O corpo parece agir por si mesmo só porque a mente mortal sabe a respeito de si mesma, de suas próprias ações e de seus resultados—não sabe que a causa predisponente, remota e excitante de todos os maus efeitos, é uma lei da assim chamada mente mortal, não da matéria. A Mente exerce autoridade sobre os sentidos corpóreos e pode vencer a doença, o pecado e a morte. Exerce tu essa autoridade conferida por Deus. Toma posse de teu corpo e governa-lhe a sensação e a ação. Eleva-te na força do Espírito para resistir a tudo que é dessemelhante do bem. Deus fez o homem capaz disso, e nada pode invalidar a faculdade e o poder divinamente outorgados ao homem.
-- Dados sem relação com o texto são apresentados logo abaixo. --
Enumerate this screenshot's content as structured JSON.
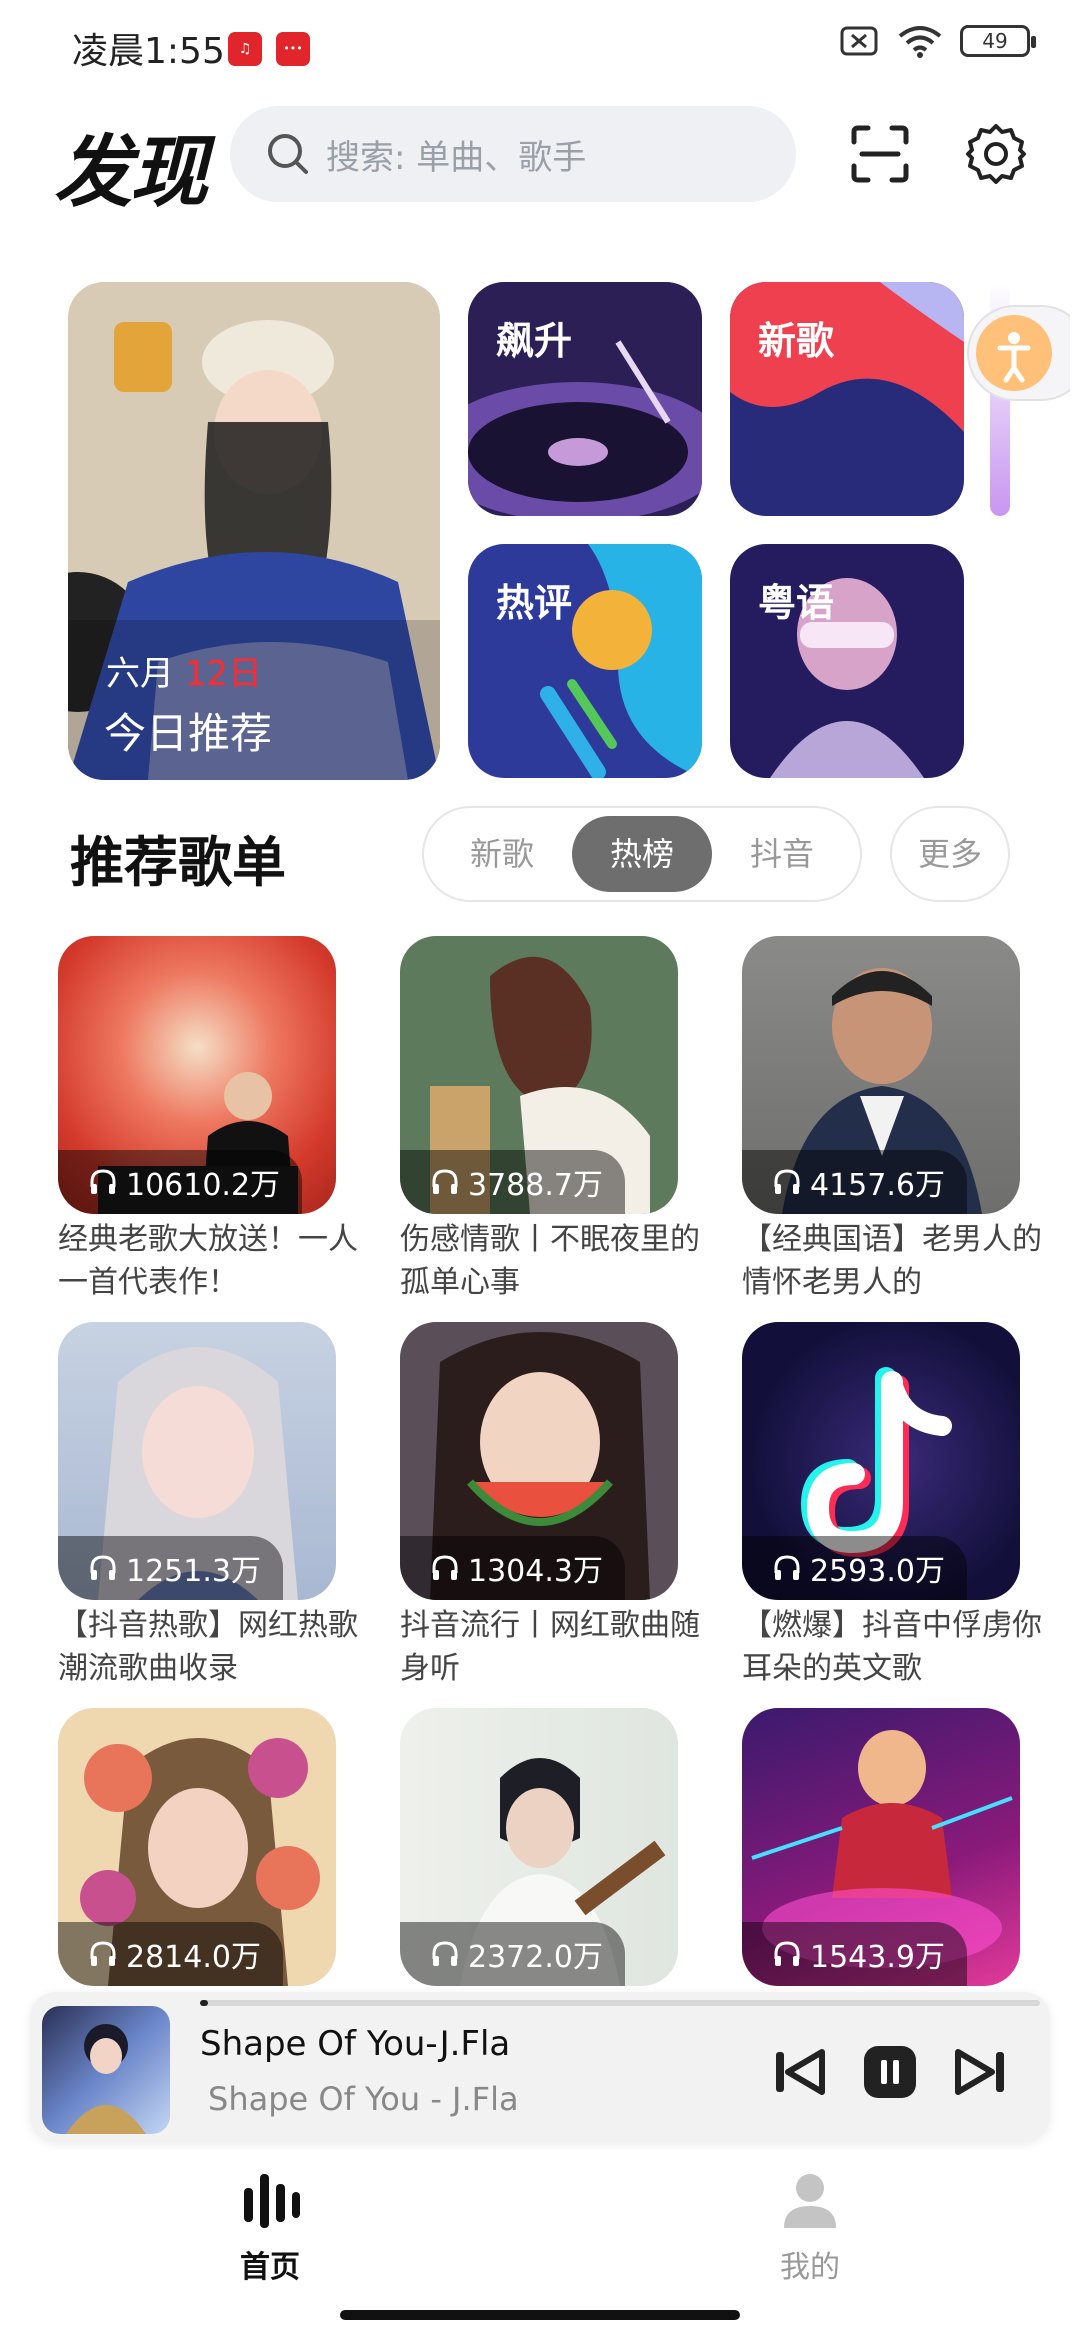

Mantém-te firme na compreensão de que a Mente divina governa e de que na Ciência o homem reflete o governo de Deus. Não receies que a matéria possa doer, inchar e inflamar-se como resultado de uma lei de qualquer espécie, quando é evidente por si mesmo que não pode haver dor nem inflamação na matéria. Se não fosse a mente mortal, teu corpo sofreria tão pouco de tensão ou de feridas, como o tronco de árvore que golpeias ou o fio elétrico que esticas.

Quando Jesus declara que “são os olhos a lâmpada do corpo”, decerto quer dizer que a luz depende da mente não de um complexo de humores, não do cristalino, dos músculos, da íris e da pupila, que constituem o órgão visual.

O homem nunca está doente, pois a Mente não está doente, e a matéria também não pode estar doente. Uma crença errônea é ao mesmo tempo o tentador e o tentado, o pecado e o pecador, a moléstia e sua causa. É bom ficar calmo na doença; ter esperança é ainda melhor; mas compreender que a doença não é real e que a Verdade lhe pode destruir a aparente realidade, é o melhor de tudo, pois essa compreensão é o remédio universal e perfeito.